Tahukah Anda, kambing warna apa yang paling mahal? Jawabannya ialah kambing hitam. Kenapa? Karena "kambing hitam" paling banyak dicari. Jika seseorang gagal atau melakukan suatu kesalahan, orang sering mencari kambing hitam. :)

Padahal, mencari kambing hitam tidak membawa manfaat yang sesungguhnya. Mencari kambing hitam atau menyalahkan sesuatu atau orang lain hanya akan menjadi pembenaran diri sendiri, yang belum tentu orang akan percaya. Hal yang terbaik jika kita melakukan kesalahan atau mengalami kegagalan ialah mengakuinya dan tidak mengulangi dimasa yang akan datang.

Tidak mencari "kambing hitam" adalah salah satu ciri orang yang "hidup di atas garis". "Hidup di atas garis" didefinisikan sebagai "berkemampuan untuk menanggapi". Dengan kemampuan ini muncullah pilihan dan kebebasan. "Hidup di atas garis" berarti bertanggung jawab atas tindakan sendiri dan mau memperbaikinya jika perlu.
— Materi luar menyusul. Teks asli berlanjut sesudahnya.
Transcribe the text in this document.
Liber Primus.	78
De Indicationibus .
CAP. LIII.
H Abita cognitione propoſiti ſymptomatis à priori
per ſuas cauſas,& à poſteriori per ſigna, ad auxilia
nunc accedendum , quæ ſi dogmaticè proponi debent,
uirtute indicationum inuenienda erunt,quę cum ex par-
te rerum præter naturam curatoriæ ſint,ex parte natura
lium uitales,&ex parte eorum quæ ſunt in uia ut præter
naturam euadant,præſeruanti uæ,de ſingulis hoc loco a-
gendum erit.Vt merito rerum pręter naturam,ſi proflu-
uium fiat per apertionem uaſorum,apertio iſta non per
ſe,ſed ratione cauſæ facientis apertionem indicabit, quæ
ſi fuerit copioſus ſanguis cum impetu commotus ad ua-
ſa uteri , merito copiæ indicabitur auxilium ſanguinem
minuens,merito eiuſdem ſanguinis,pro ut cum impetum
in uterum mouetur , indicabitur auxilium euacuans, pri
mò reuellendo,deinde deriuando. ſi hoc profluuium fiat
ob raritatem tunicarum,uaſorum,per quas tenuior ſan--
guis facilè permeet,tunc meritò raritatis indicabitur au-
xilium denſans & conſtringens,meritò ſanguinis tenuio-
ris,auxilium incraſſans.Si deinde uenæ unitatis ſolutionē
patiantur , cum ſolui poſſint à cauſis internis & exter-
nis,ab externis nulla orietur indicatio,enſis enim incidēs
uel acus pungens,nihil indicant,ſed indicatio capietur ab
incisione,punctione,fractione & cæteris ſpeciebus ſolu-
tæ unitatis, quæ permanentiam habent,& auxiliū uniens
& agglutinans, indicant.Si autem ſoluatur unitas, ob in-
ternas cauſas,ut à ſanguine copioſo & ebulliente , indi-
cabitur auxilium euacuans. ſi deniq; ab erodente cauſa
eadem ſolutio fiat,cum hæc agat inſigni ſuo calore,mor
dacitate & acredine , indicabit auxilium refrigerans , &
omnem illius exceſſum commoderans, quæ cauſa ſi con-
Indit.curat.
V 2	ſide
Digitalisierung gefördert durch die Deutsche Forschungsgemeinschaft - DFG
Dengan hal ini Anda memiliki kebebasan dan memilih apa pun tindakan kita, apa pun yang terjadi dan apa pun kondisi Anda.

Dengan hidup di atas garis, kita tidak akan mandeg dengan alasan kondisi atau apa pun yang terjadi pada diri kita. Hidup kita akan lebih hidup. Kita akan bergairah dan memiliki determinasi yang tinggi dalam mencapai cita-cita kita. Oleh karena itu, mulai sekarang hiduplah di atas garis. Adapun ciri-cirinya ialah bertanggung jawab, memiliki solusi, memiliki pilihan-pilihan, memiliki kebebasan, dan memiliki kemauan.

Sementara ciri-ciri orang yang hidup di bawah garis ialah sering menyalahkan orang lain atau kondisi tertentu, mudah menyerah, membenarkan kesalahan yang dia lakukan, sering berdalih jika melakukan kesalahan atau mengalami kegagalan, dan mengingkari.

Bahaya Berdalih

Berdalih (tauriah) adalah seseorang yang membicarakan sesuatu perkataan yang memiliki makna yang tidak dimaksudkan, tetapi yang dimaksudkan arti yang lain. Berdalih juga sering disebut berkelit.

Jika dilakukan tanpa alasan syar'i, berdalih merupakan bencana yang berbahaya. Berdalih sering menjurus kepada ketidak jujuran, karena mengatakan sesuatu yang tidak benar. Karena ego, sering orang mencari alasan pembenaran lain sehingga tanpa sadar dia menganggap dalih dia menjadi benar, tidak merasa tidak jujur.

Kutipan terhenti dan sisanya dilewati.